Lesson number one: Never talk to police without a lawyer, especially when cops read you the Miranda rights. Huguely and Love were weeks away from graduating from the University of Virginia back in the spring of 2010. Both were lacrosse players--Love from Notre Dame Academy in Baltimore County, and Huguely from Landon School in Bethesda. Both were playing for UVA lacrosse teams competing for national championships. Police found Love dead in her off-campus apartment, just up the street from Huguely's place, in the early morning hours of May 3.

Early in the interview, before cops told Huguely of her death, Huguely said their relationship had soured, that Love had slept with another guy, that she had plans to go to New York after graduation, while he was headed for San Francisco.

Lesson number two: Don't lie.

Without his lawyer present, Huguely said he had walked into Love's apartment, which was unlocked. Then he admitted he kicked in the door.

He admitted they scuffled but said he never hit her. Then he said, "I may have grabbed her a little bit by the neck."

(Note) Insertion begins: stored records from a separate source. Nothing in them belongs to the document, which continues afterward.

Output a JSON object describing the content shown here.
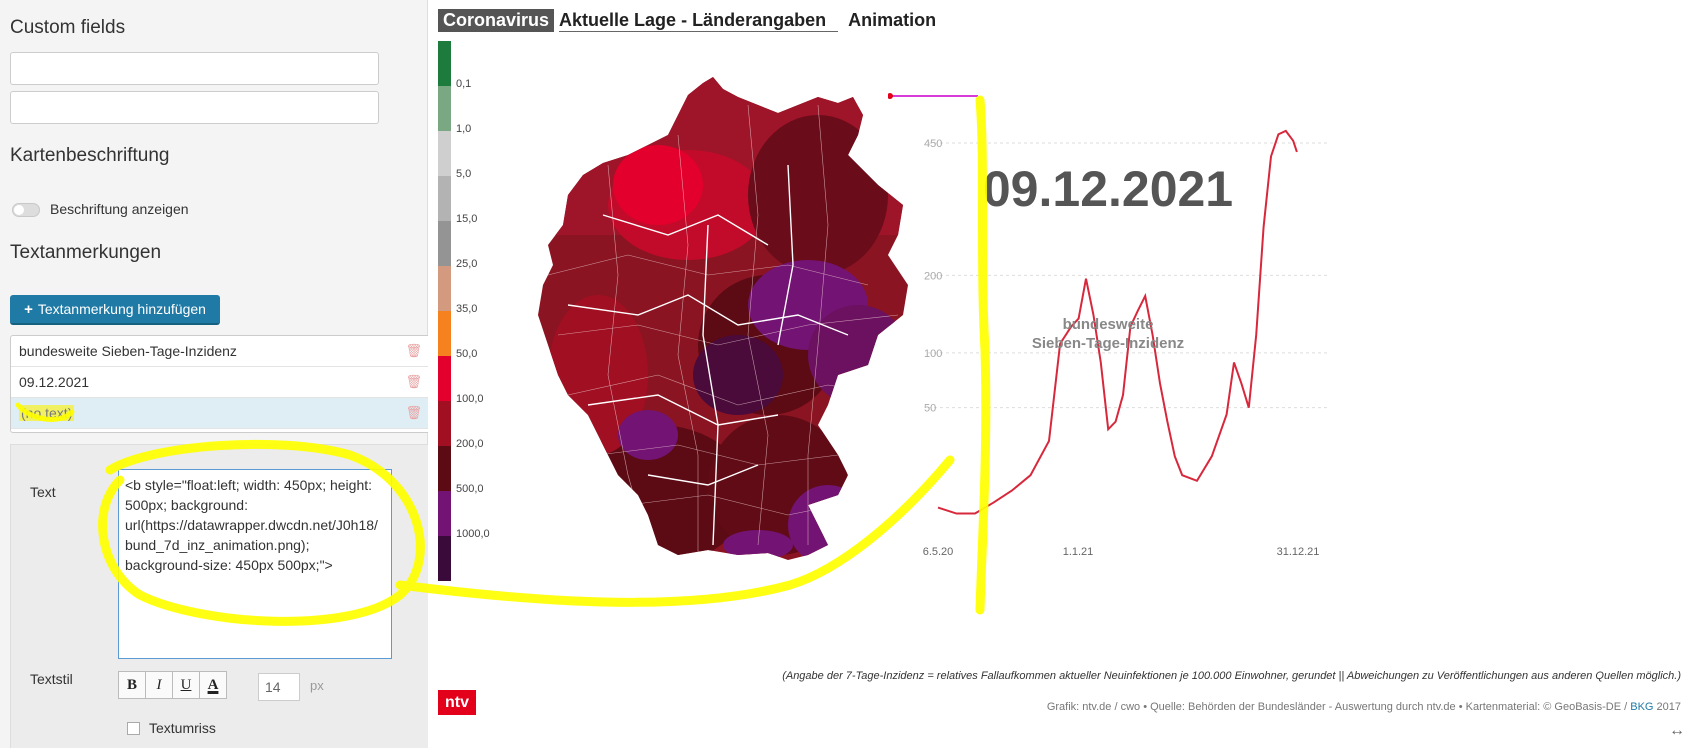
{
  "left": {
    "custom_fields_title": "Custom fields",
    "map_labels_title": "Kartenbeschriftung",
    "toggle_label": "Beschriftung anzeigen",
    "annotations_title": "Textanmerkungen",
    "add_button_label": "Textanmerkung hinzufügen",
    "annotations": [
      {
        "label": "bundesweite Sieben-Tage-Inzidenz"
      },
      {
        "label": "09.12.2021"
      },
      {
        "label": "(no text)"
      }
    ],
    "text_label": "Text",
    "text_value": "<b style=\"float:left; width: 450px; height: 500px; background: url(https://datawrapper.dwcdn.net/J0h18/bund_7d_inz_animation.png); background-size: 450px 500px;\">",
    "style_label": "Textstil",
    "style_buttons": [
      "B",
      "I",
      "U",
      "A"
    ],
    "font_size": "14",
    "font_unit": "px",
    "outline_label": "Textumriss"
  },
  "preview": {
    "nav": {
      "coronavirus": "Coronavirus",
      "lage": "Aktuelle Lage - Länderangaben",
      "animation": "Animation"
    },
    "legend": [
      {
        "label": "0,1",
        "color": "#1e7b3e"
      },
      {
        "label": "1,0",
        "color": "#7aa882"
      },
      {
        "label": "5,0",
        "color": "#cfcfcf"
      },
      {
        "label": "15,0",
        "color": "#b3b3b3"
      },
      {
        "label": "25,0",
        "color": "#949494"
      },
      {
        "label": "35,0",
        "color": "#d39a7f"
      },
      {
        "label": "50,0",
        "color": "#f5821f"
      },
      {
        "label": "100,0",
        "color": "#e3002c"
      },
      {
        "label": "200,0",
        "color": "#a10f22"
      },
      {
        "label": "500,0",
        "color": "#5c0a14"
      },
      {
        "label": "1000,0",
        "color": "#731373"
      },
      {
        "label": "",
        "color": "#3a0a3a"
      }
    ],
    "date": "09.12.2021",
    "chart_subtitle_1": "bundesweite",
    "chart_subtitle_2": "Sieben-Tage-Inzidenz",
    "source_note": "(Angabe der 7-Tage-Inzidenz = relatives Fallaufkommen aktueller Neuinfektionen je 100.000 Einwohner, gerundet || Abweichungen zu Veröffentlichungen aus anderen Quellen möglich.)",
    "logo": "ntv",
    "credit_main": "Grafik: ntv.de / cwo • Quelle: Behörden der Bundesländer - Auswertung durch ntv.de • Kartenmaterial: © GeoBasis-DE / ",
    "credit_bkg": "BKG",
    "credit_year": " 2017",
    "accent_color": "#e2001a"
  },
  "chart_data": {
    "type": "line",
    "x_ticks": [
      "6.5.20",
      "1.1.21",
      "31.12.21"
    ],
    "y_ticks": [
      50,
      100,
      200,
      450
    ],
    "series": [
      {
        "color": "#d7283c",
        "x": [
          0,
          0.05,
          0.1,
          0.15,
          0.2,
          0.25,
          0.3,
          0.33,
          0.36,
          0.38,
          0.4,
          0.42,
          0.44,
          0.46,
          0.48,
          0.5,
          0.52,
          0.54,
          0.56,
          0.58,
          0.6,
          0.62,
          0.64,
          0.66,
          0.7,
          0.74,
          0.78,
          0.8,
          0.82,
          0.84,
          0.86,
          0.88,
          0.9,
          0.92,
          0.94,
          0.96,
          0.97
        ],
        "y": [
          3,
          2,
          2,
          4,
          7,
          12,
          28,
          110,
          130,
          140,
          195,
          145,
          90,
          35,
          40,
          60,
          130,
          150,
          170,
          120,
          70,
          40,
          20,
          12,
          10,
          20,
          45,
          90,
          70,
          50,
          120,
          280,
          420,
          470,
          478,
          455,
          430
        ]
      }
    ]
  }
}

First he said she got on her bed before he left; then he admitted he tossed her on the bed, and that she had been "flopping like a fish out of water" on the floor. After he had been on top of her.

He first said they were chatting calmly, then he said she was freaked out and said, "Get away from me."

He first told cops he didn't take anything from Love's room. Then he admitted he walked out with her laptop.

The apparent lies were damning enough, but the most painful and revealing truths might have come from the e-mail exchanges that flashed before reporters on video screens.

According to the Baltimore Sun, Love apologized for a fight with Huguely in late April, but the exchange turned nasty and she called him the "team joke," "pathetic," and a "fat piece of [expletive]."

Huguely wrote in one e-mail to Love, "I should have killed you" for cheating on him.

In the most telling e-mail, Love wrote that Huguely was "always too drunk to remember" his actions.

When detectives finally told Huguely that Love was dead--about 50 minutes into the interview--he said over and over, "She's not dead."

Perhaps he didn't remember what he did.

Lesson number three: Stay away from people who drink to the point of becoming violent and don't remember their actions.

A jury convicted Huguely, 24, of second-degree murder. He faces 26 years behind bars. His sentencing is scheduled for August 30.